Use this only when availability is more important than security.
### Fallback Scanner
Use an alternate scanner when the primary fails.
```rust
use std::sync::Arc;
let primary = ClamAvScanner::new(config)?;
let fallback: Arc<dyn Scanner> = Arc::new(MockScanner::new_clean());
let config = CircuitBreakerConfig::default()
.with_fallback_behavior(FallbackBehavior::Fallback(fallback));
let protected = CircuitBreaker::new(primary, config);
```
When primary circuit opens, scans go to the fallback.
## Monitoring
### State Inspection
```rust
let state = protected.state();
println!("Current state: {:?}", state.name());
// "closed", "open", or "half_open"
match state {
BreakerState::Closed { failure_count } => {
println!("Failures so far: {}", failure_count);
}
BreakerState::Open { opened_at, until } => {
println!("Opened at: {:?}", opened_at);
println!("Will transition at: {:?}", until);
}
BreakerState::HalfOpen { success_count, probe_count } => {
println!("Successes: {}/{}", success_count, config.success_threshold);
}
}
```
### Metrics
```rust
let metrics = protected.metrics();
println!("Total requests: {}", metrics.total_requests);
println!("Successful: {}", metrics.successful_requests);
println!("Failed: {}", metrics.failed_requests);
println!("Rejected (circuit open): {}", metrics.rejected_requests);
println!("Times opened: {}", metrics.times_opened);
println!("Times closed: {}", metrics.times_closed);
println!("Success rate: {:.1}%", metrics.success_rate() * 100.0);
```
### Manual Control
```rust
// Force circuit open (e.g., during maintenance)
protected.force_open();
// Force circuit closed
protected.force_close();
// Reset state and metrics
protected.reset();
```
## Integration with ScanManager
Use circuit-breaker-wrapped scanners with ScanManager:
```rust
use std::sync::Arc;
let clamav = ClamAvScanner::new(clamav_config)?;
let clamav_cb = CircuitBreaker::new(clamav, CircuitBreakerConfig::strict());
let vt = VirusTotalScanner::new(vt_config)?;
let vt_cb = CircuitBreaker::new(vt, CircuitBreakerConfig::high_availability());
let manager = ScanManager::builder()
.add_arc_scanner(Arc::new(clamav_cb))
.add_arc_scanner(Arc::new(vt_cb))
.build()?;
```
Each scanner has independent circuit breaker state.
## Preset Configurations
### Strict (Security-focused)
```rust
let config = CircuitBreakerConfig::strict();
// failure_threshold: 3
// success_threshold: 5
// open_duration: 60s
// fallback: FailClosed
```
Opens quickly, recovers slowly. Best for security-critical paths.
### High Availability
```rust
let config = CircuitBreakerConfig::high_availability();
// failure_threshold: 10
// success_threshold: 2
// open_duration: 10s
// fallback: FailClosed
```
Tolerant of failures, quick recovery.
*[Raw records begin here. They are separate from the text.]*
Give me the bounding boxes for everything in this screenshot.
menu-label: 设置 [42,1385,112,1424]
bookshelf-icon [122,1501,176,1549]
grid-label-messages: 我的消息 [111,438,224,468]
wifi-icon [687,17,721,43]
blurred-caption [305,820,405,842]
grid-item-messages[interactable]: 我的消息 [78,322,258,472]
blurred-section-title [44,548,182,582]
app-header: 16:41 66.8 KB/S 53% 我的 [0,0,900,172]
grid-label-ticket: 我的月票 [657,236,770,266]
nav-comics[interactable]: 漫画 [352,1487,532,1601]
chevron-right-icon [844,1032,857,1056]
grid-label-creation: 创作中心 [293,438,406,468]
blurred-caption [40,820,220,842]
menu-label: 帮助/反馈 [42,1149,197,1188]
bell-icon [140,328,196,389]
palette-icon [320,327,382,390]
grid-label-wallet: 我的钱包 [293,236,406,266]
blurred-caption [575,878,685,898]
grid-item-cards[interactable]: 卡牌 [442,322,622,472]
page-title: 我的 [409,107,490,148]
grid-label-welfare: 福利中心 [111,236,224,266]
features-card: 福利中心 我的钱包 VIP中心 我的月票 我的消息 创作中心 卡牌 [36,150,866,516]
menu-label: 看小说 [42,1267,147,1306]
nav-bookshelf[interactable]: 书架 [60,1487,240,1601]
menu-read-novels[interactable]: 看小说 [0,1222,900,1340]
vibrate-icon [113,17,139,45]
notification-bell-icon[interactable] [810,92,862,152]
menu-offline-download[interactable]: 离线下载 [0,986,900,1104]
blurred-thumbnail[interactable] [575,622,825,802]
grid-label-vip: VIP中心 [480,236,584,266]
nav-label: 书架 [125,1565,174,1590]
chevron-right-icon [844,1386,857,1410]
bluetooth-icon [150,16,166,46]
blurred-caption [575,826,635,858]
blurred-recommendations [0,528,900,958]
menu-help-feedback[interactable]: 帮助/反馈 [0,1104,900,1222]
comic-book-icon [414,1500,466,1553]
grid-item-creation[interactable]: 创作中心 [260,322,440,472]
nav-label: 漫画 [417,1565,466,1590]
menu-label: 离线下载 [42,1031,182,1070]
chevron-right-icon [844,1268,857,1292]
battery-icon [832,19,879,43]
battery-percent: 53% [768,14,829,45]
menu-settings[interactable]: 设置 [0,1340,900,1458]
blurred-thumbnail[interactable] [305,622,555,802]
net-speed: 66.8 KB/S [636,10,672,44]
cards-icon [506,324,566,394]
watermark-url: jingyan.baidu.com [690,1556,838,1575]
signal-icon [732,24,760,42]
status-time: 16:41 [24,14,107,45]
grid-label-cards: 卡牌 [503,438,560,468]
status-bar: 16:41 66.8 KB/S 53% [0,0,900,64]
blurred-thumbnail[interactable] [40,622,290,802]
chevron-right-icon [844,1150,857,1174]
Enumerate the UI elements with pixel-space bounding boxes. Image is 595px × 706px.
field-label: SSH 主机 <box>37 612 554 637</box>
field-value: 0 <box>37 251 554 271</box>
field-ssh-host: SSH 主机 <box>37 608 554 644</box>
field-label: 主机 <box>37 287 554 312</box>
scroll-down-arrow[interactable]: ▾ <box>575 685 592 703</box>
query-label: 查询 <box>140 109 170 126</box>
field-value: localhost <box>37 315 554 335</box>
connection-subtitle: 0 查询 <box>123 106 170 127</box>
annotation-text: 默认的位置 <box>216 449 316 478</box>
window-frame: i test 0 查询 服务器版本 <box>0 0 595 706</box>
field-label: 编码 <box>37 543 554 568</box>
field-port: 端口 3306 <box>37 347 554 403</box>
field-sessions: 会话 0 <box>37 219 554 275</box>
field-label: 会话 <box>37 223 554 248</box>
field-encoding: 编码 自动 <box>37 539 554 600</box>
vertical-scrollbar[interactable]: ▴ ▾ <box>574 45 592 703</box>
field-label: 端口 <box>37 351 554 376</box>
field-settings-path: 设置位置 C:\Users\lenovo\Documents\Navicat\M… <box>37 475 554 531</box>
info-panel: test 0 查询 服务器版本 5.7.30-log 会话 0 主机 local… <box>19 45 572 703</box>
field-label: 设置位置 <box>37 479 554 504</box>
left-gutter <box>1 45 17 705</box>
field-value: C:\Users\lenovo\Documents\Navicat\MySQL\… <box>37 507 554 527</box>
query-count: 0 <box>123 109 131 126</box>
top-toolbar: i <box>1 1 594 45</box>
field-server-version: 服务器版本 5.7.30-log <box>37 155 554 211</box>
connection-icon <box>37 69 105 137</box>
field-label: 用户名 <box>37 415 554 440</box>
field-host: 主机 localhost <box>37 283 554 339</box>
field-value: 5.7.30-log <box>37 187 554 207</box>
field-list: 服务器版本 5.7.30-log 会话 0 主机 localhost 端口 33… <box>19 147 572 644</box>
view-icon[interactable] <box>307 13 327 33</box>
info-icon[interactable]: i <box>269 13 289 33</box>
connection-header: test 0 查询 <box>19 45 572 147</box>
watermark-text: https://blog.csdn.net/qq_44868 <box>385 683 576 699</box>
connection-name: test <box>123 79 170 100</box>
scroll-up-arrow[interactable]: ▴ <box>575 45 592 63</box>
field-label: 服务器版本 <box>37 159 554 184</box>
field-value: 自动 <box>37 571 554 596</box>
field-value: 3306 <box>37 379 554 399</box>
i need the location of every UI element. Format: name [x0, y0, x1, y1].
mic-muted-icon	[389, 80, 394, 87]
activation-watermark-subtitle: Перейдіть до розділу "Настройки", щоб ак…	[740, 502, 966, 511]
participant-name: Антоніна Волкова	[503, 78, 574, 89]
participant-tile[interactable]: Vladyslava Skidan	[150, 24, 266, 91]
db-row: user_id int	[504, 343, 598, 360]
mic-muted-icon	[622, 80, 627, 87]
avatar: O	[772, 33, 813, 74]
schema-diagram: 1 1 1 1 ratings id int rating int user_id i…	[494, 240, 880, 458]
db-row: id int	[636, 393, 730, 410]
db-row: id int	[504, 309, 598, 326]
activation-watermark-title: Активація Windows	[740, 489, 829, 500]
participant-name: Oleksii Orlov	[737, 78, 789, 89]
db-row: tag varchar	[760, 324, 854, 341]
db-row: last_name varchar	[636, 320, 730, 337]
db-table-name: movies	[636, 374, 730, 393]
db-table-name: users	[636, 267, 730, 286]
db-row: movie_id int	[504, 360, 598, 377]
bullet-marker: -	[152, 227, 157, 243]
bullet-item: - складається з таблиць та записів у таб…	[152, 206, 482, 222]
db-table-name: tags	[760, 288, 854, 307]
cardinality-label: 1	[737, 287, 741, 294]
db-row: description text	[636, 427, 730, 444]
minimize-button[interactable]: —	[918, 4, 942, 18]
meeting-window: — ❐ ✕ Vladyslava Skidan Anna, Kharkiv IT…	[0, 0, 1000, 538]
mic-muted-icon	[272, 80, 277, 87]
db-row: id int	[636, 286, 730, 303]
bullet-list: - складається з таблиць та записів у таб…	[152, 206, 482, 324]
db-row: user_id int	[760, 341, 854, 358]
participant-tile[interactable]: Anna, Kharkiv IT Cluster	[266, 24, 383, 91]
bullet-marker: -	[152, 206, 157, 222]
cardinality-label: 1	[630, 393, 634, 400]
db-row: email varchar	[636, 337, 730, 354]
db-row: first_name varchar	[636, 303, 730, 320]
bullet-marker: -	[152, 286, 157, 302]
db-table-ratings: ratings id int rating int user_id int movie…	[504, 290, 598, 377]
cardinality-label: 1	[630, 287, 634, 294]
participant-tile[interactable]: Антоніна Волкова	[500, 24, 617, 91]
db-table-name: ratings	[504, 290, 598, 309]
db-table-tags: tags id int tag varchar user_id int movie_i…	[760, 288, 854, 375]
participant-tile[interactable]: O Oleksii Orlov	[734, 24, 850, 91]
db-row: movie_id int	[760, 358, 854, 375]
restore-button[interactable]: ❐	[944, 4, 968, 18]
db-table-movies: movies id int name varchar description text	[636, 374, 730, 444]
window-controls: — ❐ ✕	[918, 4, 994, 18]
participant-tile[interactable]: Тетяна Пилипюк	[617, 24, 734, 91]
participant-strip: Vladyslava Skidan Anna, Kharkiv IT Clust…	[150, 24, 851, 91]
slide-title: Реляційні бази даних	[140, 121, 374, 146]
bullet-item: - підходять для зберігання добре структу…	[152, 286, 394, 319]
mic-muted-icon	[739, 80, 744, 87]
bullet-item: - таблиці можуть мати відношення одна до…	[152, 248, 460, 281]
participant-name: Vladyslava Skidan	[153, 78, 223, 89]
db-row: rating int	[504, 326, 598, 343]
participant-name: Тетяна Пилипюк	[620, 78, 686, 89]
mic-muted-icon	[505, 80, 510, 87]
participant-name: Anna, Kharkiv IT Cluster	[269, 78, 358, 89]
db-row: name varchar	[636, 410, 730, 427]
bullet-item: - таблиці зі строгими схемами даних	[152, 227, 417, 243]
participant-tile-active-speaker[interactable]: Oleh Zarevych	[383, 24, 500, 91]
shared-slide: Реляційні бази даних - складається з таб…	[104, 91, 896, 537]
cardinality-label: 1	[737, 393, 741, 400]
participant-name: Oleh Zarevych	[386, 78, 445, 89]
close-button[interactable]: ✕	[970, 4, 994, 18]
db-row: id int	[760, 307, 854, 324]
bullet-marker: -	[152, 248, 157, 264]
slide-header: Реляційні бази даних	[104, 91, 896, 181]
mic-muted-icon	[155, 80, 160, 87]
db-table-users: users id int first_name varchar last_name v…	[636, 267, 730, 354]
Best for non-critical scans.
## Interaction with Policies
When circuit is open with `FailClosed`:
1. Scan fails with `ScanError::CircuitOpen`
2. No `ScanResult` is produced
3. Policy engine not invoked
When circuit is open with `FailOpen`:
1. Synthetic "clean" result created with warning
2. Policy engine evaluates as normal
3. Consider adding a policy rule that blocks files scanned during circuit-open
```rust
PolicyRule::new("block-fallback", PolicyAction::require_review())
.with_condition(Condition::SourceEquals { source: "failopen".into() })
```
## Best Practices
1. **Always use circuit breakers for network-based scanners** (ClamAV TCP, VirusTotal)
2. **Configure based on expected failure patterns**:
- Intermittent network issues: higher threshold
- Service outages: shorter open duration for quick recovery detection
3. **Monitor circuit breaker metrics** in production:
- Alert on `times_opened` increases
- Track `rejected_requests` for capacity planning
4. **Test circuit breaker behavior** before deployment:
- Simulate scanner failures
- Verify fallback behavior
- Check recovery time
5. **Document fallback behavior** for operations:
- What happens when each scanner's circuit opens?
- What's the impact on file processing?